Python's os.sysconf_names dict is missing some of the names that are required by Issue 7 of POSIX, including "SC_SYMLOOP_MAX" (added in Issue 6). Here's all of the missing names:

SC_2_PBS
SC_2_PBS_ACCOUNTING
SC_2_PBS_CHECKPOINT
SC_2_PBS_LOCATE
SC_2_PBS_MESSAGE
SC_2_PBS_TRACK
SC_ADVISORY_INFO
SC_BARRIERS
SC_CLOCK_SELECTION
SC_CPUTIME
SC_HOST_NAME_MAX
SC_IPV6
SC_MONOTONIC_CLOCK
SC_RAW_SOCKETS
SC_READER_WRITER_LOCKS
SC_REGEXP
SC_SHELL
SC_SPAWN
SC_SPIN_LOCKS
SC_SPORADIC_SERVER
SC_SS_REPL_MAX
SC_SYMLOOP_MAX
SC_THREAD_CPUTIME
SC_THREAD_ROBUST_PRIO_INHERIT
SC_THREAD_ROBUST_PRIO_PROTECT
SC_THREAD_SPORADIC_SERVER
SC_TIMEOUTS
SC_TRACE
SC_TRACE_EVENT_FILTER
SC_TRACE_EVENT_NAME_MAX
SC_TRACE_INHERIT
SC_TRACE_LOG
SC_TRACE_NAME_MAX
SC_TRACE_SYS_MAX
SC_TRACE_USER_EVENT_MAX
SC_TYPED_MEMORY_OBJECTS
SC_V6_ILP32_OFF32
SC_V6_ILP32_OFFBIG
SC_V6_LP64_OFF64
SC_V6_LPBIG_OFFBIG
SC_V7_ILP32_OFF32
SC_V7_ILP32_OFFBIG
SC_V7_LP64_OFF64
SC_V7_LPBIG_OFFBIG
SC_XOPEN_STREAMS
SC_XOPEN_UUCP
nineteendo commented 2 months ago

Let's track this further in #118441.

nineteendo commented 2 months ago

How about secret symlinks? Should these be allowed in non-strict mode?

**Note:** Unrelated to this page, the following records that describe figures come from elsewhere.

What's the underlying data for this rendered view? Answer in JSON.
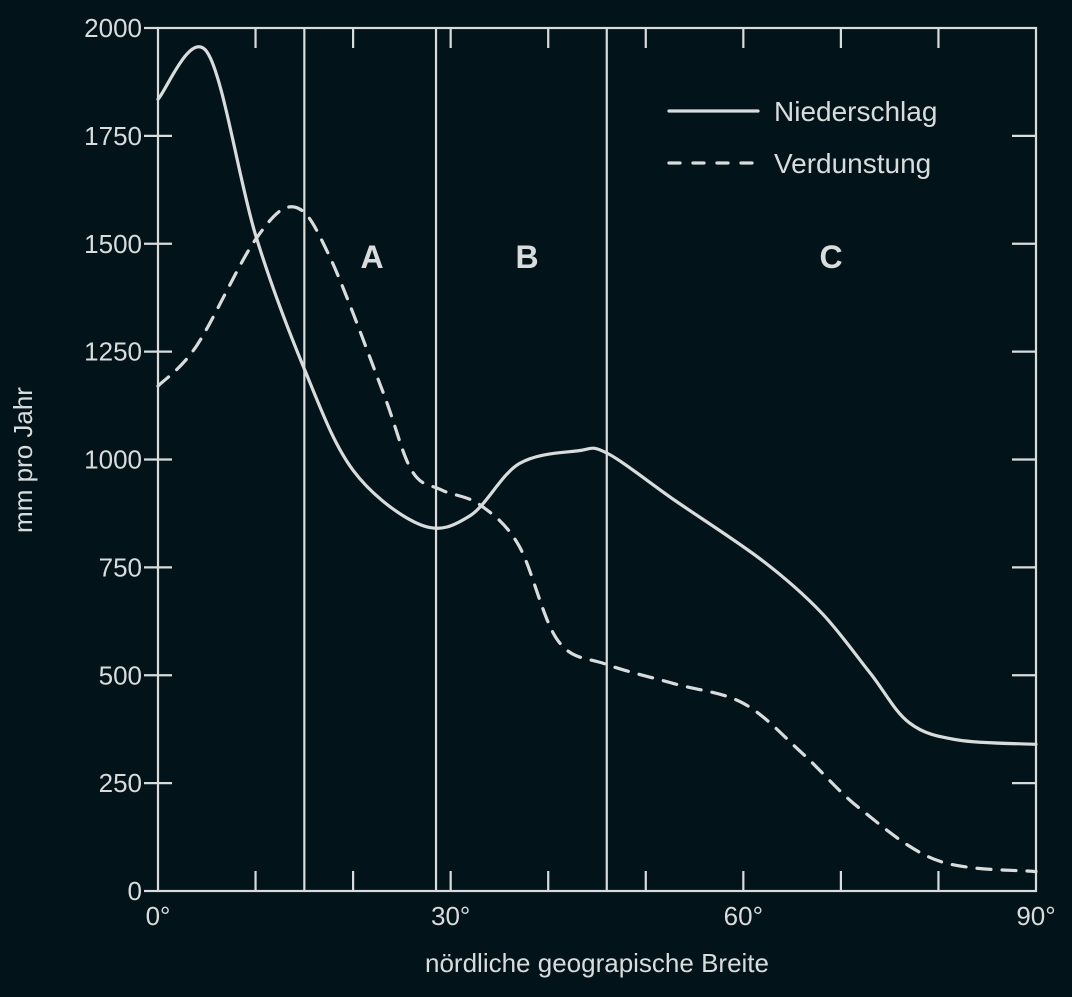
{
  "chart_data": {
    "type": "line",
    "title": "",
    "xlabel": "nördliche geograpische Breite",
    "ylabel": "mm pro Jahr",
    "xlim": [
      0,
      90
    ],
    "ylim": [
      0,
      2000
    ],
    "x_ticks": [
      0,
      10,
      20,
      30,
      40,
      50,
      60,
      70,
      80,
      90
    ],
    "x_tick_labels": [
      "0°",
      "30°",
      "60°",
      "90°"
    ],
    "x_tick_label_values": [
      0,
      30,
      60,
      90
    ],
    "y_ticks": [
      0,
      250,
      500,
      750,
      1000,
      1250,
      1500,
      1750,
      2000
    ],
    "y_tick_labels": [
      "0",
      "250",
      "500",
      "750",
      "1000",
      "1250",
      "1500",
      "1750",
      "2000"
    ],
    "grid": false,
    "legend_position": "upper right",
    "series": [
      {
        "name": "Niederschlag",
        "style": "solid",
        "x": [
          0,
          5,
          10,
          15,
          20,
          27,
          32,
          37,
          43,
          46,
          53,
          62,
          68,
          73,
          77,
          82,
          90
        ],
        "values": [
          1835,
          1945,
          1520,
          1210,
          975,
          848,
          870,
          990,
          1020,
          1015,
          905,
          765,
          645,
          505,
          390,
          350,
          340
        ]
      },
      {
        "name": "Verdunstung",
        "style": "dashed",
        "x": [
          0,
          4,
          10,
          14,
          17.5,
          23,
          26,
          29,
          33,
          37,
          41,
          46,
          53,
          60,
          66,
          72,
          80,
          90
        ],
        "values": [
          1170,
          1265,
          1510,
          1585,
          1475,
          1160,
          975,
          930,
          895,
          800,
          580,
          525,
          480,
          435,
          320,
          190,
          70,
          45
        ]
      }
    ],
    "regions": [
      {
        "label": "A",
        "from": 15,
        "to": 28.5
      },
      {
        "label": "B",
        "from": 28.5,
        "to": 46
      },
      {
        "label": "C",
        "from": 46,
        "to": 90
      }
    ],
    "region_boundaries": [
      15,
      28.5,
      46
    ]
  },
  "legend": {
    "items": [
      {
        "label": "Niederschlag",
        "style": "solid"
      },
      {
        "label": "Verdunstung",
        "style": "dashed"
      }
    ]
  },
  "colors": {
    "background": "#03131a",
    "foreground": "#d9dcdd"
  }
}
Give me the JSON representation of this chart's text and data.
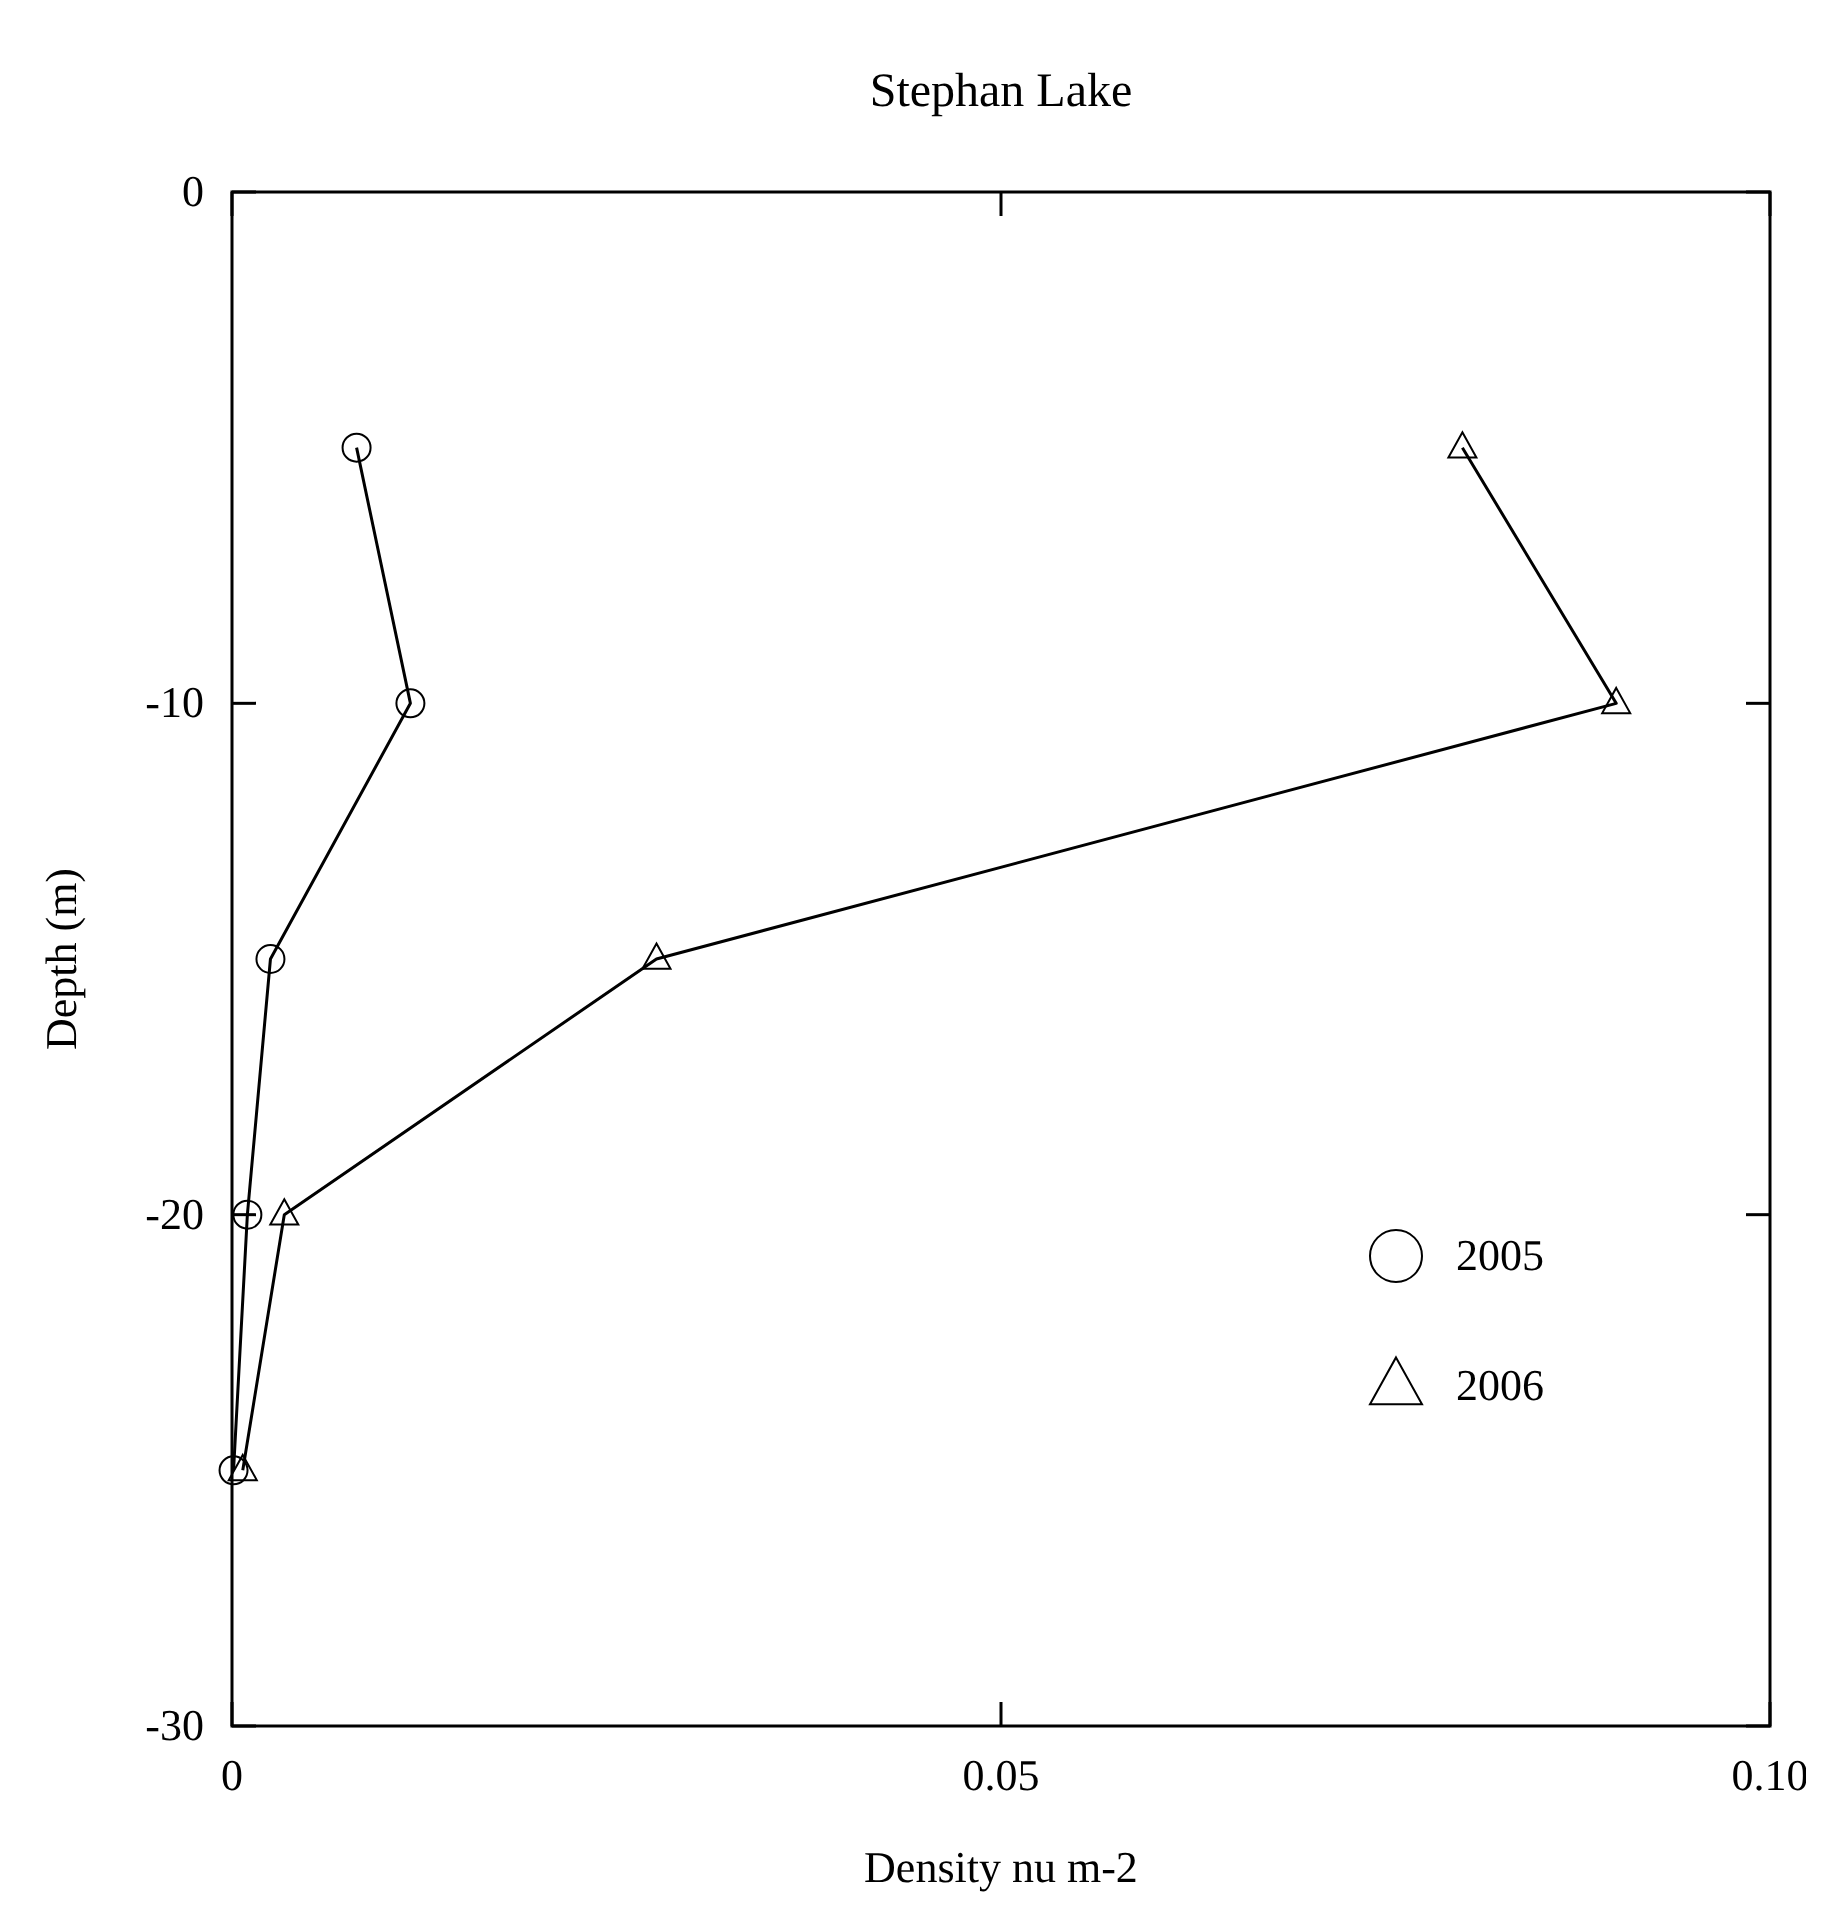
{
  "chart_data": {
    "type": "line",
    "title": "Stephan Lake",
    "xlabel": "Density nu m-2",
    "ylabel": "Depth (m)",
    "xlim": [
      0,
      0.1
    ],
    "xticks": [
      {
        "value": 0,
        "label": "0"
      },
      0.05,
      {
        "value": 0.1,
        "label": "0.10"
      }
    ],
    "ylim": [
      -30,
      0
    ],
    "yticks": [
      -30,
      -20,
      -10,
      0
    ],
    "legend": "right",
    "grid": false,
    "series": [
      {
        "name": "2005",
        "color": "#000000",
        "marker": "circle",
        "x": [
          0.0081,
          0.0116,
          0.0025,
          0.001,
          0.0001
        ],
        "values": [
          -5,
          -10,
          -15,
          -20,
          -25
        ]
      },
      {
        "name": "2006",
        "color": "#000000",
        "marker": "triangle",
        "x": [
          0.08,
          0.09,
          0.0276,
          0.0034,
          0.0007
        ],
        "values": [
          -5,
          -10,
          -15,
          -20,
          -25
        ]
      }
    ]
  }
}
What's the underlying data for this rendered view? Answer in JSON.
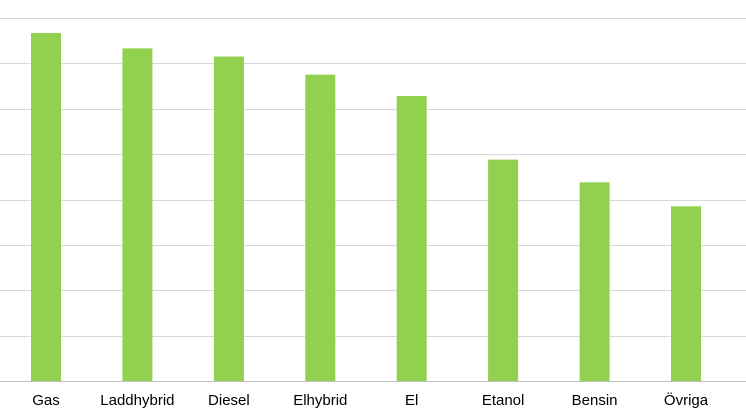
{
  "chart_data": {
    "type": "bar",
    "categories": [
      "Gas",
      "Laddhybrid",
      "Diesel",
      "Elhybrid",
      "El",
      "Etanol",
      "Bensin",
      "Övriga"
    ],
    "values": [
      7.67,
      7.33,
      7.15,
      6.75,
      6.28,
      4.88,
      4.38,
      3.85
    ],
    "ylim": [
      0,
      8
    ],
    "grid": true,
    "legend": "none",
    "bar_color": "#92d050",
    "grid_color": "#d9d9d9",
    "axis_color": "#bfbfbf"
  }
}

wannes@Stefans-iMac dirs % sudo ls -l secret-symlink
l---------  1 wannes  staff  44 Jun 30  2023 secret-symlink -> /Users/wannes/path-picker/link-test/dirs/dir
wannes@Stefans-iMac dirs % grealpath -m secret-symlink
/Users/wannes/path-picker/link-test/dirs/secret-symlink
>>> import posixpath
>>> posixpath.realpath("secret-symlink")
Traceback (most recent call last):
  File "<stdin>", line 1, in <module>
  File "<frozen posixpath>", line 435, in realpath
  File "<frozen posixpath>", line 495, in _joinrealpath
PermissionError: [Errno 13] Permission denied: 'secret-symlink'
barneygale commented 2 months ago

Looks like a bug to me!

nineteendo commented 2 months ago

OK, see #118447.

nineteendo commented 1 month ago

It has been a month, is there anyone who would also like to review the pull request?